Local governments face the twin challenges of funding and deploying smart city technologies to guarantee the continuous provision of mobility, communication, energy, water, accommodation, healthcare, education, and security services while ensuring livable, affordable, and sustainable environments for citizens in the wake of fast global urbanization. New paradigms like citizen participation, data capitalization through mobile sensors in smartphones and vehicles for informational services, holistic approaches that leverage vertical adjacencies, and acceptance of the overall sharing economy will allow governments to adopt smart city technologies at minimum costs.
Unlocking underutilized private resources through car sharing, micro-grid home energy networks, charging stations, private parking, and accommodation sharing will allow governments to meet surging demands for services in a cost-effective way while avoiding expensive physical infrastructure extension projects. Such smart funding and deployment approaches will equal fast Return on Investment (ROI), critical for obtaining additional private and/or public funding for more structural smart city platform approaches in the long term.
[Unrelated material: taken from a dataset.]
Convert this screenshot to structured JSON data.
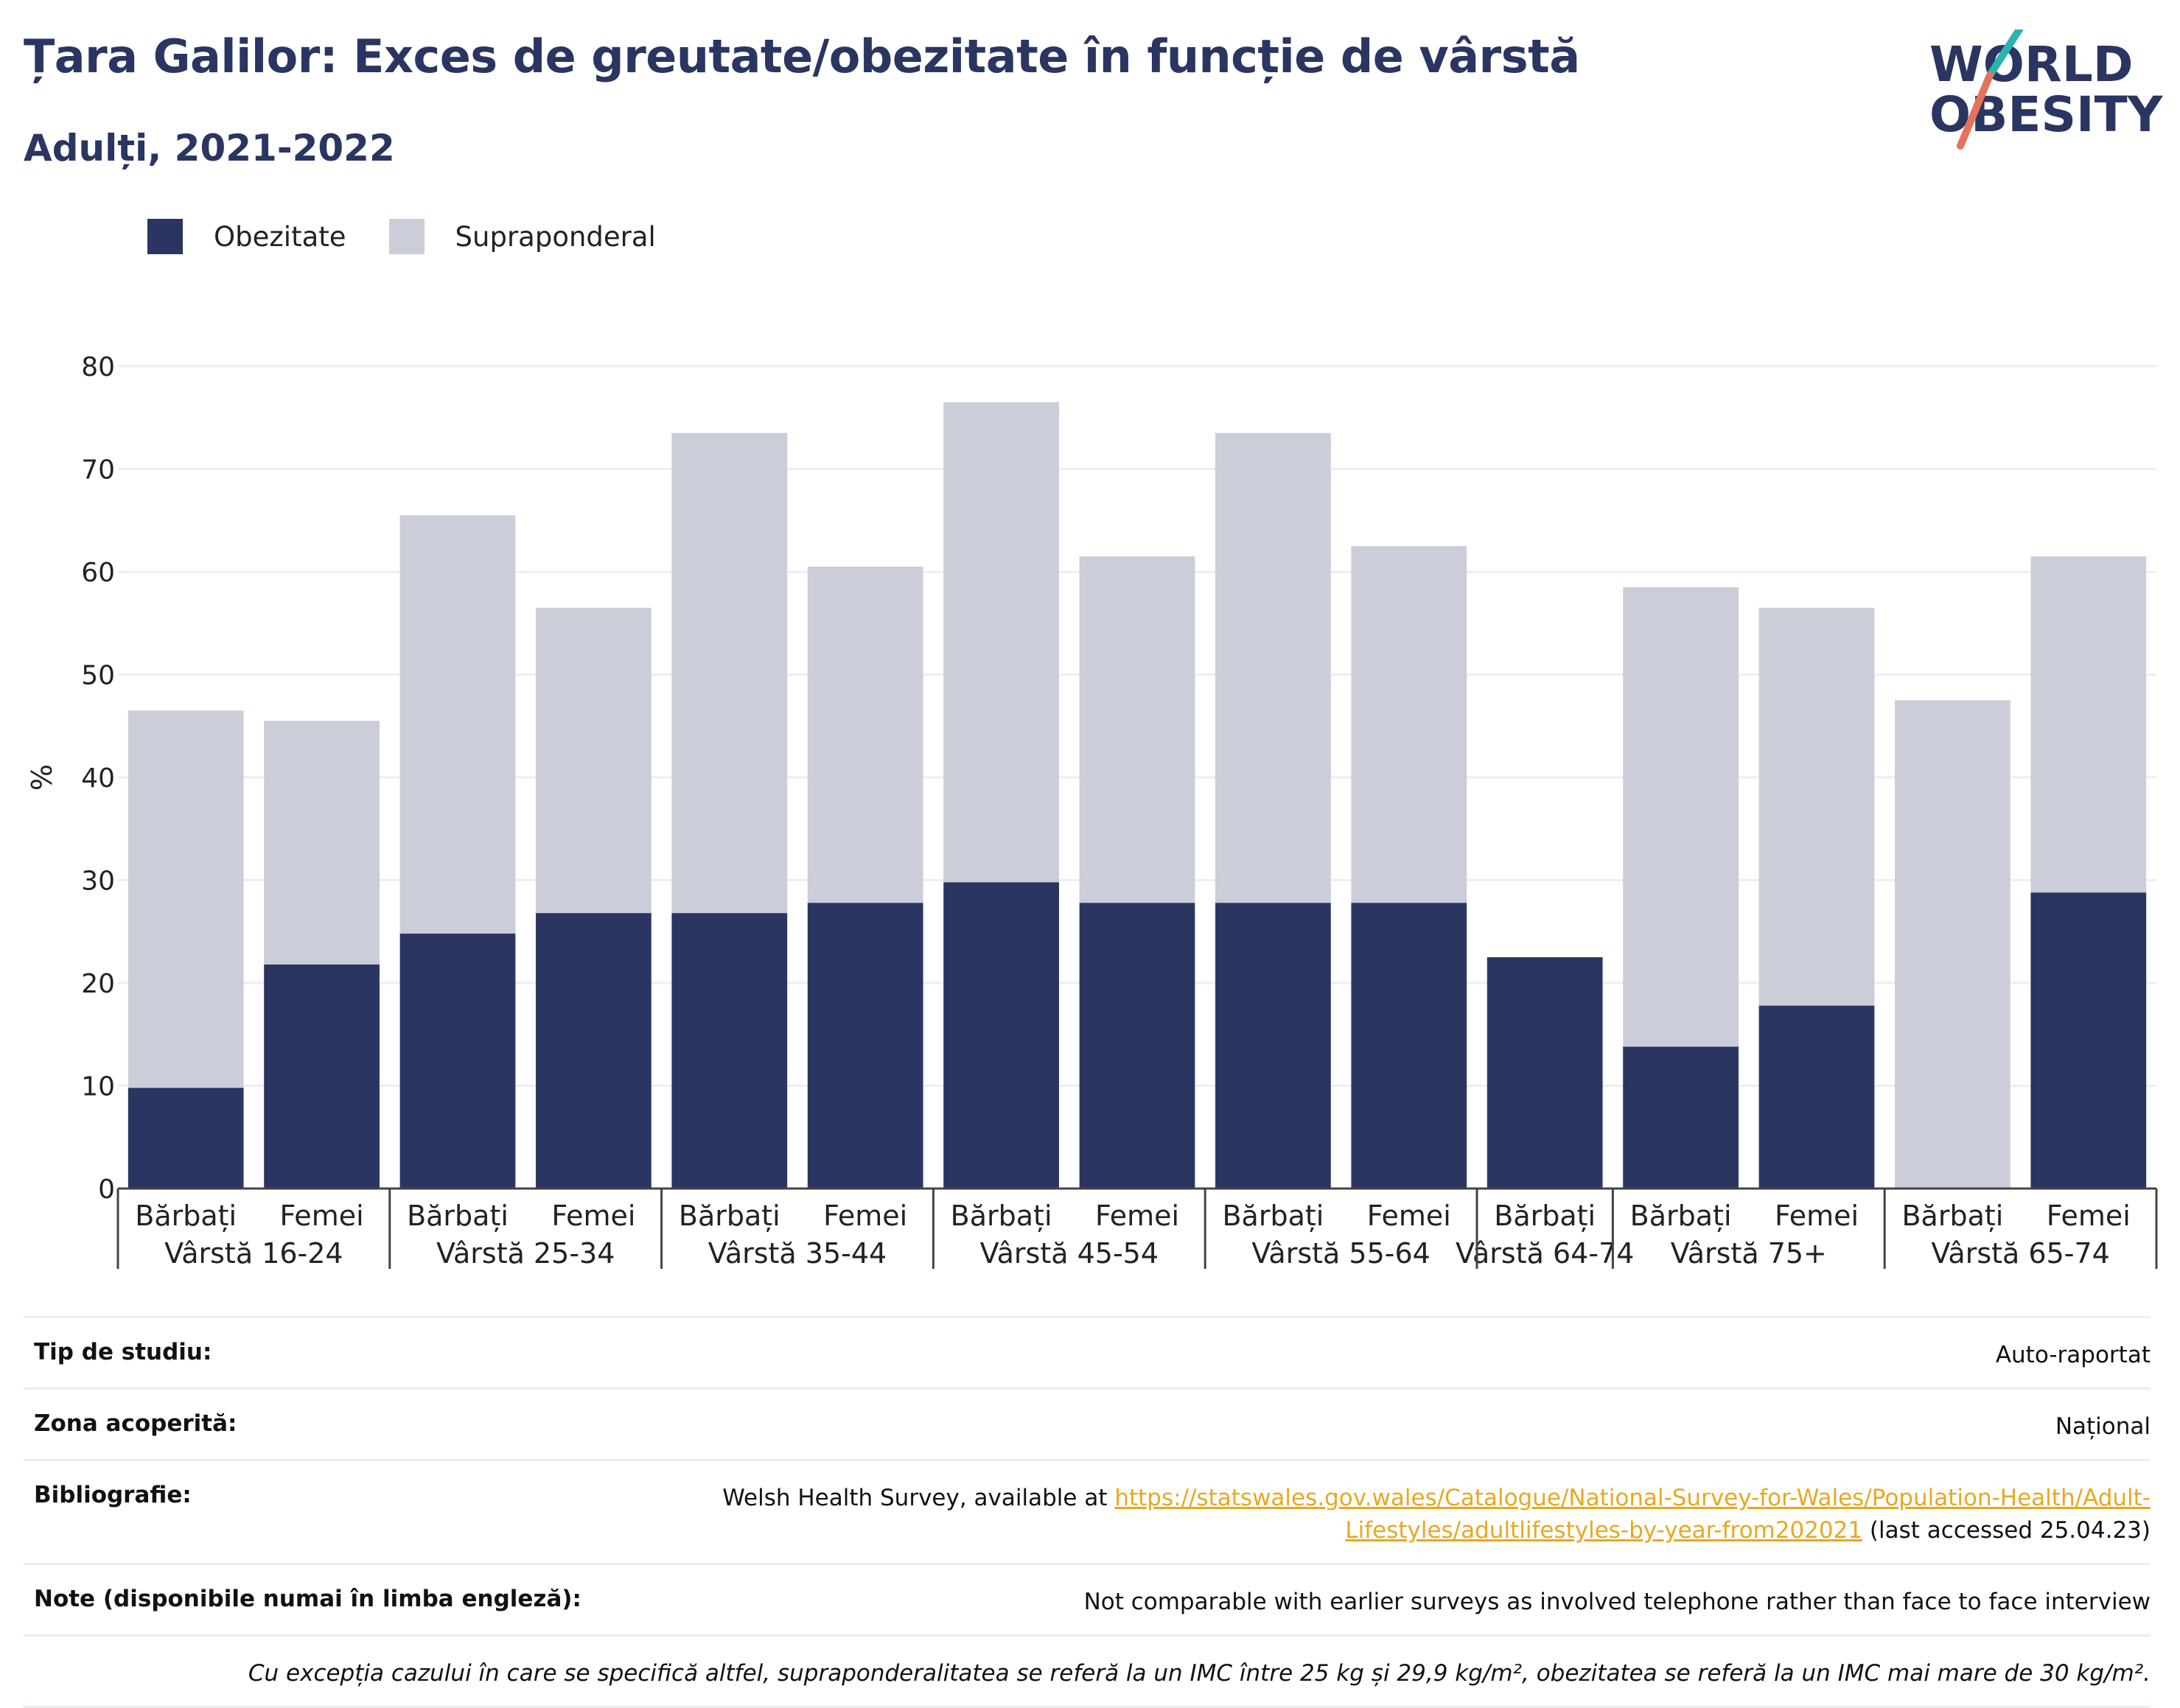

“This is creating a reversal of fortune for suppliers so far frustrated with dealing with city governments’ complex procurement processes, opaque sales cycles, long decision and implementation trajectories, and the overall lack of smart city technology business development opportunities,” says Dominique Bonte, Managing Director and Vice President at ABI Research. “We see the GovTech industry starting to gain momentum, especially in the U.S. The city tech start-up scene is also developing clout, and venture capital is finding its way into public sectors.”
ABI Research finds that Urbantech, Civictech, and GovTech are quickly becoming established terms for designating the overall smart city ecosystem, technology, and investment environment. Key smart city venture capital players include Fontinalis Partners, General Catalyst Partners, Goldman Sachs, GovTech Fund, Lightspeed Venture Partners, Motorola Solutions Venture Capital, New York Angels, and Vista Equity Partners. The groups invest in technology vendors like law enforcement information management software vendor Mark43 and smart communication solutions provider Avaya. GovTech merger and acquisition activity is also ramping up, as evident through OpenGov’s acquisition of Open Data and Ontodia.
These findings are from ABI Research’s Smart Cities: Funding, Deployment Strategies, and Business Models report.